2. Distinct Risks in the Formation of RL systems.

To mitigate these risks posed by AI systems, we first need to understand how they are designed. Gilbert focuses on four different design choices in particular.

1. Scoping the horizon

Determining the timescale and space of an agent’s environment has an incredible impact on behavior. For example: For self-driving cars, one of the design choices is about how far a car can see i.e. what can be observed about a road.

2. Defining rewards

It is not straightforward to define rewards in any complex environment. As a result, designers have to define proxies that can make the agent learn behaviors to maximize the required output. However, in the real world, this can often result in unexpected and exploitative behavior aka ‘Reward Hacking’.

3. Pruning information

A common practice in RL research is to change the environment to fit your needs. In the real world, modifying the environment is changing the information flow from the environment to your agent. Doing so can dramatically change what the reward function means for your agent and offload the risk to external systems.

4. Training multiple agents

Multi-agent training is one of the most rapidly growing and talked about subdomains; however, there is very little information known as to how the learning systems will interact. Ex: Driving a self-driving car on a road predominantly occupied by human drivers might be very different compared to driving on a road where the majority of cars are self-driven.

3. Reward Reports: Proposing a New Kind of AI Documentation

Each of the above key design choices comes with its set of risks. Listing the pitfalls of just one can be quite complicated: when it comes to social media, reward hacking is a major design risk. A user does not get onto social media with the intention of being engaged but rather to connect with friends or to network. However, due to reward hacking, it is common to see that social media usage leads to declining user wellbeing and increasing public distrust.

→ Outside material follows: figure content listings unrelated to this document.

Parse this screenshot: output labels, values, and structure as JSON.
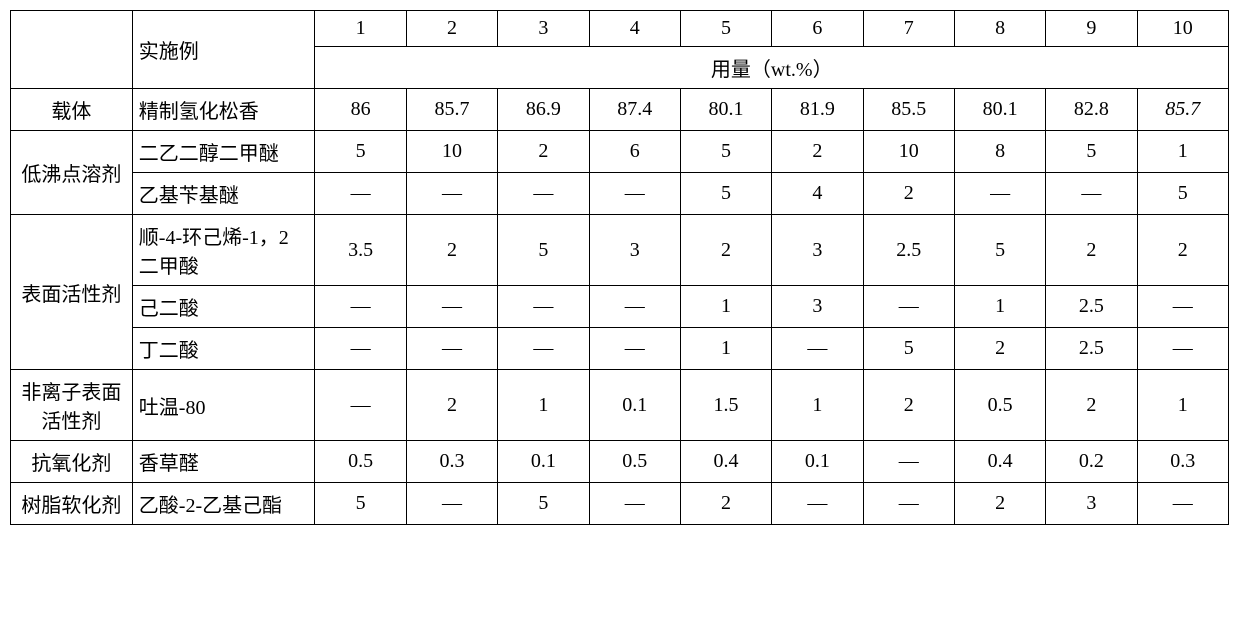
{
  "header": {
    "row_label": "实施例",
    "unit_row": "用量（wt.%）",
    "cols": [
      "1",
      "2",
      "3",
      "4",
      "5",
      "6",
      "7",
      "8",
      "9",
      "10"
    ]
  },
  "rows": [
    {
      "category": "载体",
      "component": "精制氢化松香",
      "values": [
        "86",
        "85.7",
        "86.9",
        "87.4",
        "80.1",
        "81.9",
        "85.5",
        "80.1",
        "82.8",
        "85.7"
      ],
      "last_italic": true
    },
    {
      "category": "低沸点溶剂",
      "category_rowspan": 2,
      "component": "二乙二醇二甲醚",
      "values": [
        "5",
        "10",
        "2",
        "6",
        "5",
        "2",
        "10",
        "8",
        "5",
        "1"
      ]
    },
    {
      "component": "乙基苄基醚",
      "values": [
        "—",
        "—",
        "—",
        "—",
        "5",
        "4",
        "2",
        "—",
        "—",
        "5"
      ]
    },
    {
      "category": "表面活性剂",
      "category_rowspan": 3,
      "component": "顺-4-环己烯-1，2 二甲酸",
      "values": [
        "3.5",
        "2",
        "5",
        "3",
        "2",
        "3",
        "2.5",
        "5",
        "2",
        "2"
      ]
    },
    {
      "component": "己二酸",
      "values": [
        "—",
        "—",
        "—",
        "—",
        "1",
        "3",
        "—",
        "1",
        "2.5",
        "—"
      ]
    },
    {
      "component": "丁二酸",
      "values": [
        "—",
        "—",
        "—",
        "—",
        "1",
        "—",
        "5",
        "2",
        "2.5",
        "—"
      ]
    },
    {
      "category": "非离子表面活性剂",
      "component": "吐温-80",
      "values": [
        "—",
        "2",
        "1",
        "0.1",
        "1.5",
        "1",
        "2",
        "0.5",
        "2",
        "1"
      ]
    },
    {
      "category": "抗氧化剂",
      "component": "香草醛",
      "values": [
        "0.5",
        "0.3",
        "0.1",
        "0.5",
        "0.4",
        "0.1",
        "—",
        "0.4",
        "0.2",
        "0.3"
      ]
    },
    {
      "category": "树脂软化剂",
      "component": "乙酸-2-乙基己酯",
      "values": [
        "5",
        "—",
        "5",
        "—",
        "2",
        "—",
        "—",
        "2",
        "3",
        "—"
      ]
    }
  ]
}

Hence there is an increasing need to understand the dynamics of the system, what is at stake, and what it means to optimize the system. Given that these dynamics are widespread, it would be useful to have a summary report that can be applied to any system.

To achieve this goal, Gilbert proposes a Reward Report. Right now, the forms of documentation that exist only explain how accurate a model is, how (and by whom) the data was collected, or under what sets of features the model operates. These systems do not take into account the dynamic nature of models or the ex ante assumptions which can drastically alter their real world effects. Consequently, reward reports will include domain assumptions, the horizon and specification components. In addition, they need to be regularly updated to ensure compliance with regulation and the designer's intentions to keep up with the dynamic nature of these models. Gilbert’s contests that these changes will ensure better monitoring as these systems become more widespread and further allow for administrative or legal oversight if needed.

Conclusion

Gilbert’s talk proposes some provocative ideas surrounding the implications of AI, how to understand these implications with Reinforcement Learning, and a mitigation strategy to address the risks. Should Reward Reports be adopted, legislators and oversight groups would have significantly more information and control to make informed decisions regarding the success or failure of an AI system to achieve its goal. It is only with this extreme level of vetting that we can say with any certainty that an AI system is ‘good.’